Het recht deelt goederen op in categorieën als roerende en onroerende goederen, vervangbare en niet-vervangbare, verbruikbare en niet-verbruikbare, lichamelijke en onlichamelijke, goederen in en buiten de handel, goederen die toebehoren aan private personen en aan publiekrechtelijke organen. Om een goed in een van deze categorieën te kunnen onderbrengen, zijn bepaalde criteria vereist. Die criteria kunnen objectief of subjectief zijn.
De objectieve elementen zijn inherente kenmerken van het goed, gerelateerd aan hun aard: onroerende goederen zijn bijvoorbeeld onbeweegbaar of onverplaatsbaar.

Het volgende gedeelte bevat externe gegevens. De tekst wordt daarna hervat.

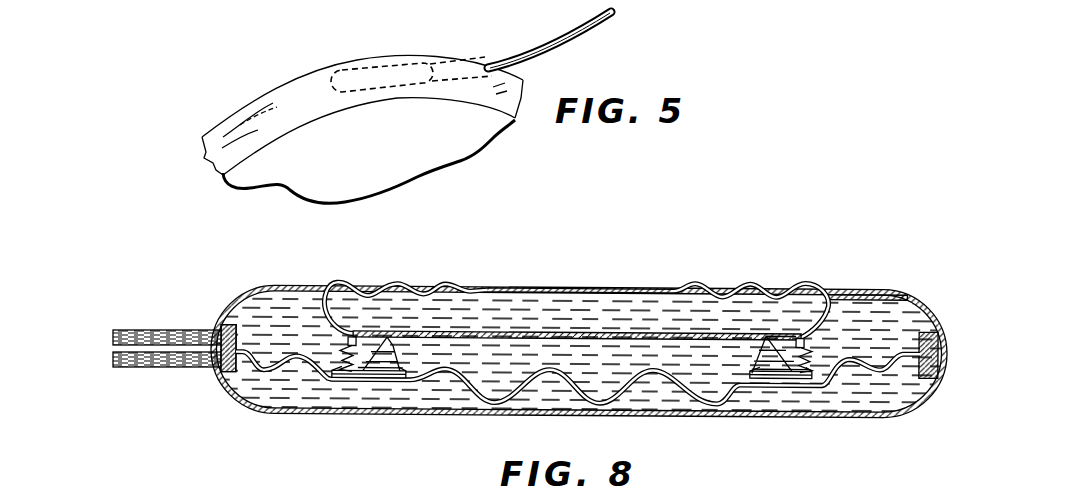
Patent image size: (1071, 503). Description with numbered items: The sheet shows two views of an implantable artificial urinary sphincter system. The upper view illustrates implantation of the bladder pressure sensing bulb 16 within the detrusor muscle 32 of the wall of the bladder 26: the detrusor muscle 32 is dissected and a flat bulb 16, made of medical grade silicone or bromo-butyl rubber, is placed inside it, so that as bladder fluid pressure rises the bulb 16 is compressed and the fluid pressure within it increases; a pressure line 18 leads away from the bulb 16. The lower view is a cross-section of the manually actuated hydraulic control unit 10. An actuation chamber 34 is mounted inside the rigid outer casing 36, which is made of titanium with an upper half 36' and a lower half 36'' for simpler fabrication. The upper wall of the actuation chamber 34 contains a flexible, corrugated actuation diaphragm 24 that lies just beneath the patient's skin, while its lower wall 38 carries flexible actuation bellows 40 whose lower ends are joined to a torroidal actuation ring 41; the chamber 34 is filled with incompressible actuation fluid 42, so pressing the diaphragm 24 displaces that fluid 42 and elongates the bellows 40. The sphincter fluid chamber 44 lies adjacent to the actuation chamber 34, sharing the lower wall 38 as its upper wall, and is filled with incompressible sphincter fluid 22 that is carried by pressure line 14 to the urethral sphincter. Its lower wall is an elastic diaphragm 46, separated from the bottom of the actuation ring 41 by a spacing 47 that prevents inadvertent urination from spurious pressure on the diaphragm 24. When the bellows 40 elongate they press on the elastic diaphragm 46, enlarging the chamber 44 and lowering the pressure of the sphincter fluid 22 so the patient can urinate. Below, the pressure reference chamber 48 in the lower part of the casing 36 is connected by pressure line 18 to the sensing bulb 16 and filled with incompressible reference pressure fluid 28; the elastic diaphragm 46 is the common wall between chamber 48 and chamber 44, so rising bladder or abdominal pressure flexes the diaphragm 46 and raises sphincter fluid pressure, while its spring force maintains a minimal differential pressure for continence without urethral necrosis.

In FIG. 8, the hydraulic control unit 10 is at (792, 241).
In FIG. 8, the pressure line 14 is at (172, 332).
In FIG. 5, the bladder pressure sensing bulb 16 is at (379, 90).
In FIG. 8, the bladder pressure sensing bulb 16 is at (111, 377).
In FIG. 5, the pressure line 18 is at (578, 41).
In FIG. 8, the pressure line 18 is at (183, 367).
In FIG. 8, the sphincter fluid 22 is at (889, 300).
In FIG. 8, the flexible actuation diaphragm 24 is at (467, 284).
In FIG. 5, the bladder 26 is at (484, 170).
In FIG. 8, the reference pressure fluid 28 is at (423, 401).
In FIG. 5, the detrusor muscle 32 is at (270, 88).
In FIG. 8, the actuation chamber 34 is at (600, 316).
In FIG. 8, the outer casing 36 is at (579, 391).
In FIG. 8, the upper half of outer casing 36' is at (867, 274).
In FIG. 8, the lower half of outer casing 36'' is at (540, 433).
In FIG. 8, the actuation chamber lower wall 38 is at (623, 339).
In FIG. 8, the actuation bellows 40 is at (402, 352).
In FIG. 8, the torroidal actuation ring 41 is at (331, 381).
In FIG. 8, the actuation fluid 42 is at (358, 306).
In FIG. 8, the sphincter fluid chamber 44 is at (288, 310).
In FIG. 8, the elastic diaphragm 46 is at (283, 363).
In FIG. 8, the spacing 47 is at (370, 377).
In FIG. 8, the pressure reference chamber 48 is at (657, 398).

Subjectieve elementen zijn veeleer gerelateerd aan de bestemming van het goed, die uitgaat van de wil of bedoeling van de eigenaar en niet noodzakelijk voortvloeit uit de kenmerken van het goed.
Het onderscheid tussen de objectieve en subjectieve criteria vervaagt. Zo bestaan er onroerende goederen door bestemming, roerende goederen door anticipatie, conventioneel verbruikbare goederen, ... Deze toenemende subjectivering doet de vraag rijzen naar de contouren van dergelijke kwalificaties en hun gevolgen voor partijen en derden.
In dit boek onderzoekt Ann Apers wat de rol is van de wil van partijen bij het kwalificeren van goederen in het algemeen en als roerend of onroerend en verbruikbaar of niet-verbruikbaar in het bijzonder. Ook de gevolgen van die wilsautonomie (voor partijen én derden) komen aan bod, net als de vraag naar de wenselijkheid van wilsautonomie bij de kwalificatie van goederen.
Dit boek is dan ook een innoverend en belangrijk naslagwerk voor vermogensadvocaten, magistraten, notarissen én fiscalisten.
Over de auteur
Ann Apers promoveerde in 2016 tot doctor in de rechten aan de KU Leuven. Zij is daar verbonden aan het Instituut voor Goederenrecht en is tevens advocaat aan de balie van Brussel.